Die intensivsten, auch schwierigsten Filme widmeten sich Phänomen jenseits hiesigen Alltags: dem Gewaltexzess, dem Kriegsverbrechen. „Massaker“ von Lokman Slim, Monika Borgmann und Hermann Theißen zeigt einen abgedunkelten Raum, eine Wohnung in Beirut. Man sieht die Hände, Körper, Füße, Gesten von sechs Männern, nie ihre Gesichter. 1980 haben sie in Sabra und Schatila als Angehörige der christlichen Miliz palästinensische Kinder, Frauen, Männer und Greise abgeschlachtet. Sie reden zum ersten Mal, anonym, aus Angst vor Rache.

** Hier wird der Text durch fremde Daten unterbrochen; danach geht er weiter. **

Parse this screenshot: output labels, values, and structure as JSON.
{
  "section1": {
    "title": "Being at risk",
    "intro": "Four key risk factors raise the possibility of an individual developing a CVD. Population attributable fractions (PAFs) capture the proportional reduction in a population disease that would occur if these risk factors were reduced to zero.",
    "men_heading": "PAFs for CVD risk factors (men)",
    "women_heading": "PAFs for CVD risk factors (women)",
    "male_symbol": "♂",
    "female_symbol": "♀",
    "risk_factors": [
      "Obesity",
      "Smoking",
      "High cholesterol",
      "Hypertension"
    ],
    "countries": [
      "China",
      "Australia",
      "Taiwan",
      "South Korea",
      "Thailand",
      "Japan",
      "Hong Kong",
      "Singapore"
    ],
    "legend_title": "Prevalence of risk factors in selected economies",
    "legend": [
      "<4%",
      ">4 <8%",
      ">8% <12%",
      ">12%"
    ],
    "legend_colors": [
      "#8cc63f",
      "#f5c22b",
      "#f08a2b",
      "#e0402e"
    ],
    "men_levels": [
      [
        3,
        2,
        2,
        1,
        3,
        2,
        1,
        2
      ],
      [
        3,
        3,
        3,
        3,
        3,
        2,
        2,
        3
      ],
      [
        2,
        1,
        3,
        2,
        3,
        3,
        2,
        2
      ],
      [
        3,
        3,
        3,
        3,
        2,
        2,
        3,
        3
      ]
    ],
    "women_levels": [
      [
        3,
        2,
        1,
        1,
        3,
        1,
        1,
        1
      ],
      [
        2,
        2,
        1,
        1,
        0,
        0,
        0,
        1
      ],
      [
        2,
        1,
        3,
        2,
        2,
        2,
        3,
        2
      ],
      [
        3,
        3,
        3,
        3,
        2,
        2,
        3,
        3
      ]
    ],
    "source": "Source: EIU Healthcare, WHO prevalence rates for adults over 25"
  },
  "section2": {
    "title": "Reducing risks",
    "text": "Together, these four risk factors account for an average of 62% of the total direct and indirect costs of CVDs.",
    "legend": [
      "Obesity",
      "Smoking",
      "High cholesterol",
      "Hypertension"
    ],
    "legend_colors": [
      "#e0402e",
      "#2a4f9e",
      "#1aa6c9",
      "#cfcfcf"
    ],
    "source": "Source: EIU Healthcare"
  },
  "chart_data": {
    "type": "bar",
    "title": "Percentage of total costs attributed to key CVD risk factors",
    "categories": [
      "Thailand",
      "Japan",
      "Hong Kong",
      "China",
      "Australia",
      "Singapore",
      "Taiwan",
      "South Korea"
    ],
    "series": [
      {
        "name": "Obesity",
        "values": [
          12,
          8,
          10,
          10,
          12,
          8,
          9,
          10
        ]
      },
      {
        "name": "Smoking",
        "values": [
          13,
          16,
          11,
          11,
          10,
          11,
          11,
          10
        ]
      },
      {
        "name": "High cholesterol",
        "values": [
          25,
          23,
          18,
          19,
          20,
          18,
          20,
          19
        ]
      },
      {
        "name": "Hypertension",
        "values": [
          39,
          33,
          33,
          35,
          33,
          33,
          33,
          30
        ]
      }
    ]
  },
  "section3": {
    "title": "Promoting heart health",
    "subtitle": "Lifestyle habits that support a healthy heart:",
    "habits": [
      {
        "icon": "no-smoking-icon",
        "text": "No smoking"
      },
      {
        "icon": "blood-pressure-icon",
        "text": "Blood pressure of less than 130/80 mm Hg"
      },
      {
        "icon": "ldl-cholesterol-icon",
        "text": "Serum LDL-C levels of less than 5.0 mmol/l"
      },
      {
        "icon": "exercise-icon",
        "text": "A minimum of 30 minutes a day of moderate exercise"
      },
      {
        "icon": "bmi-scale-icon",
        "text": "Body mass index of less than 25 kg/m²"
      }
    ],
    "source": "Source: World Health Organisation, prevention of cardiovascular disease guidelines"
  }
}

Reue empfindet niemand. Einer scheint stolz, dass er seine Opfer leibhaftig mit dem Messer schlachtete, um ihre Todesangst zu steigern. Ein anderer klammert sich verkrampft ans Whiskeyglas. Aber das bleiben Indizien im Halbschatten. Was diese Männer vor die Kamera treibt, ob Angeberei oder Scham, bleibt unscharf. Zwar kommt in „Massaker“ auch der Drill der Soldaten zur Sprache, also die Vorgeschichte und Logistik der Gewaltexplosion. Aber richtig hell wird es hier nie. Der Firnis der Zivilisation ist dünn – und darunter ein Abgrund in jedem Menschen. So will „Massaker“ es wohl nicht erzählen. Aber genau das tun diese verschatteten Bilder.

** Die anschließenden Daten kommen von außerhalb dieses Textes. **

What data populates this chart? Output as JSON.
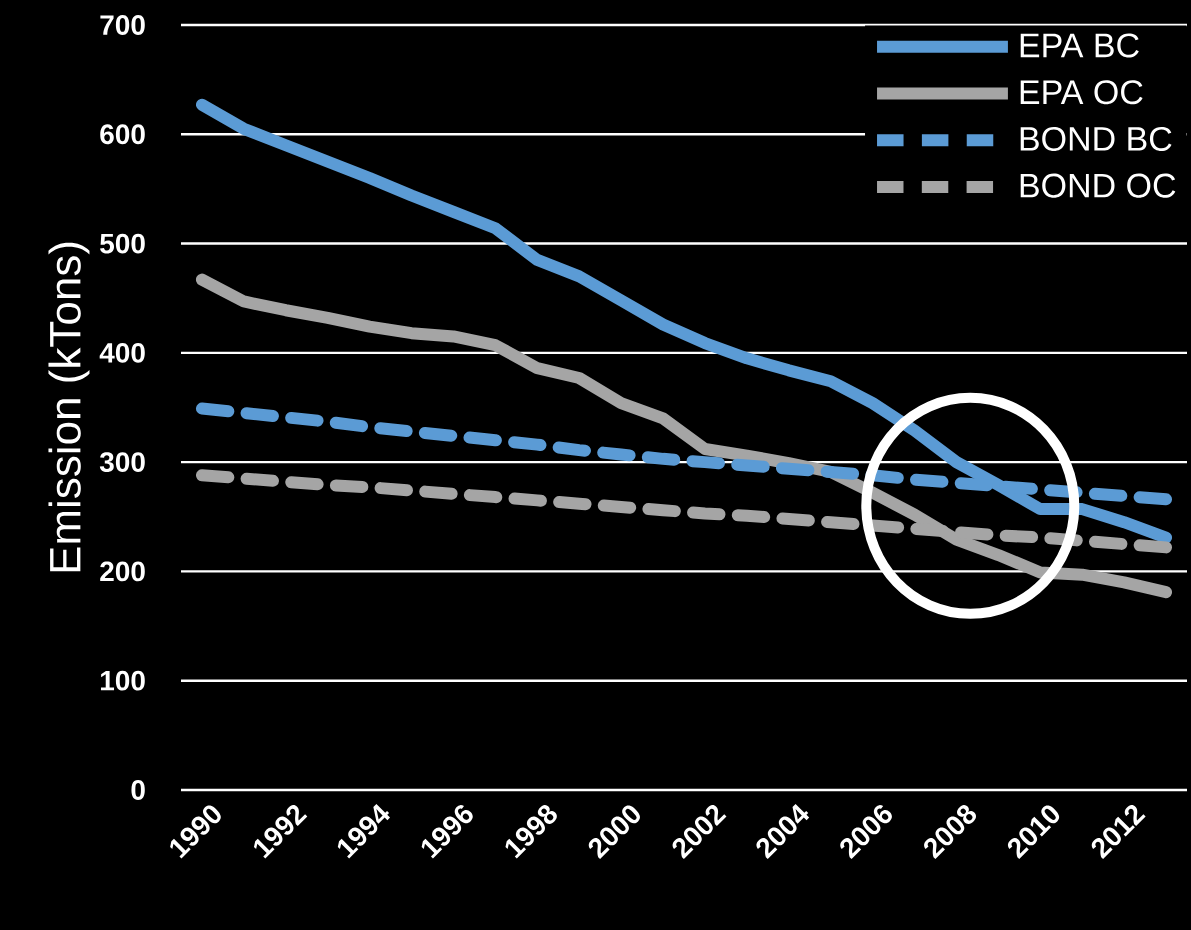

Viel komplexer und genauer argumentiert „Weiße Raben“ von Johann Feindt und Tamara Trampe, eine ungemein wuchtige Beschreibung junger russischer Soldaten, die als Wracks aus Tschetschenien wiederkommen. Das emotionale Kraftzentrum ist der Blick der Mütter auf ihre zerschossenen, neurotischen Söhne. Feindt/Trampe scheuen auch melodramatische Montagen nicht. Einer hat, brutalisiert durch den Krieg, Kinder sexuell missbraucht und wird zehn Jahre im Knast verbringen. Wir schauen in die ratlosen Gesichter seiner Mutter, seiner Freundin. Und sehen Kinderfotos von ihm. Unschuld und Schuld, scharf kontrastiert. „Weiße Raben“ ist ein Trauergesang, eine Art dokumentarisches Pendant zu „The Deer Hunter“. Der Riss zwischen dem Krieg und dem zivilen Alltag bleibt unheilbar.